La Nouba des femmes du mont Chenoua
d’Assia Djebbar
avec Sawan Noweir
Algérie / 1977 couleur 1h55 (16 mm)
Ce film entremêle de façon originale le parcours individuel de Leïla, jeune architecte revenue dans la maison de son enfance, les souvenirs de six vieilles femmes, et les histoires ancestrales de la région.
La protagoniste, Lila est une femme algérienne qui revient également sur son passé puisqu'il s'agit pour elle de chercher à retrouver son frère disparu pendant la guerre de libération. La caméra la suit alors qu'elle circule de village en village à la rencontre de femmes, jeunes ou vieilles, qui lui font profiter de leur expérience de la guerre. A la fin du film, Lila, dont le passé est troublé par les horreurs de la guerre et dont le présent semble voilé par un mariage lui apportant peu de satisfaction, retrouve son équilibre dans l'apaisement de la mémoire recouvrée et de l'identité collective réapprise.
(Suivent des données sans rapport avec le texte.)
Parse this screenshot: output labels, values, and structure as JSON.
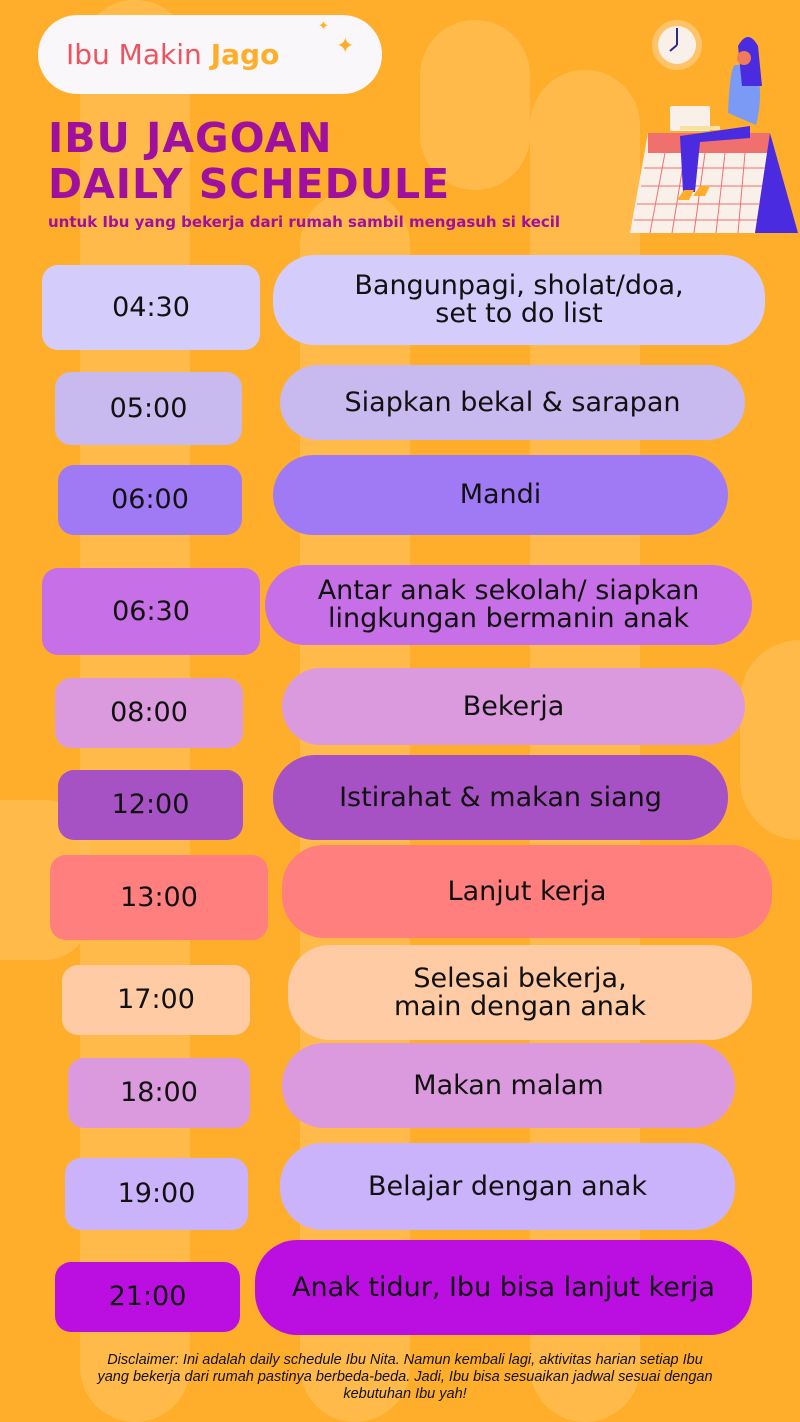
{
  "brand": {
    "part1": "Ibu Makin",
    "part2": "Jago"
  },
  "title": {
    "line1": "IBU JAGOAN",
    "line2": "DAILY SCHEDULE",
    "subtitle": "untuk Ibu yang bekerja dari rumah sambil mengasuh si kecil"
  },
  "schedule": [
    {
      "time": "04:30",
      "activity": "Bangunpagi, sholat/doa,\nset to do list",
      "color": "#d4ccfb"
    },
    {
      "time": "05:00",
      "activity": "Siapkan bekal & sarapan",
      "color": "#c8b9ee"
    },
    {
      "time": "06:00",
      "activity": "Mandi",
      "color": "#a07af5"
    },
    {
      "time": "06:30",
      "activity": "Antar anak sekolah/ siapkan\nlingkungan bermanin anak",
      "color": "#c76fe6"
    },
    {
      "time": "08:00",
      "activity": "Bekerja",
      "color": "#dc9ade"
    },
    {
      "time": "12:00",
      "activity": "Istirahat & makan siang",
      "color": "#a651c4"
    },
    {
      "time": "13:00",
      "activity": "Lanjut kerja",
      "color": "#fe7f7e"
    },
    {
      "time": "17:00",
      "activity": "Selesai bekerja,\nmain dengan anak",
      "color": "#fecba4"
    },
    {
      "time": "18:00",
      "activity": "Makan malam",
      "color": "#dc9ade"
    },
    {
      "time": "19:00",
      "activity": "Belajar dengan anak",
      "color": "#cbb3fb"
    },
    {
      "time": "21:00",
      "activity": "Anak tidur, Ibu bisa lanjut kerja",
      "color": "#bb0fe2"
    }
  ],
  "disclaimer": "Disclaimer: Ini adalah daily schedule Ibu Nita. Namun kembali lagi, aktivitas harian setiap Ibu yang bekerja dari rumah pastinya berbeda-beda. Jadi, Ibu bisa sesuaikan jadwal sesuai dengan kebutuhan Ibu yah!",
  "colors": {
    "background": "#ffae2b",
    "title": "#a0109f",
    "brand_red": "#f0525e"
  }
}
Si la majorité des plans sont tournés à l'extérieur, la caméra, notamment au début du film suit la protagoniste à l'intérieur de la maison où l'attend son mari immobilisé à la suite d'une chute de cheval. A plusieurs reprises la caméra le montre ainsi cloué dans sa chaise roulante, condamné à rester enfermé entre les quatre murs de la maison familiale. Les premières prises de vue le concernant se font de l'intérieur de la maison, plus tard la caméra occupe l'espace extérieur et laisse apercevoir l'infirme en train de regarder par la fenêtre au travers de barreaux. Son mutisme associé à son confinement est révélateur de la démarche de la cinéaste qui va s'attacher à renverser les rôles scopiques. L'homme est en effet condamné à voir la réalité à partir de l'espace intérieur tandis que la femme reprend peu à peu possession par le regard l'espace extérieur.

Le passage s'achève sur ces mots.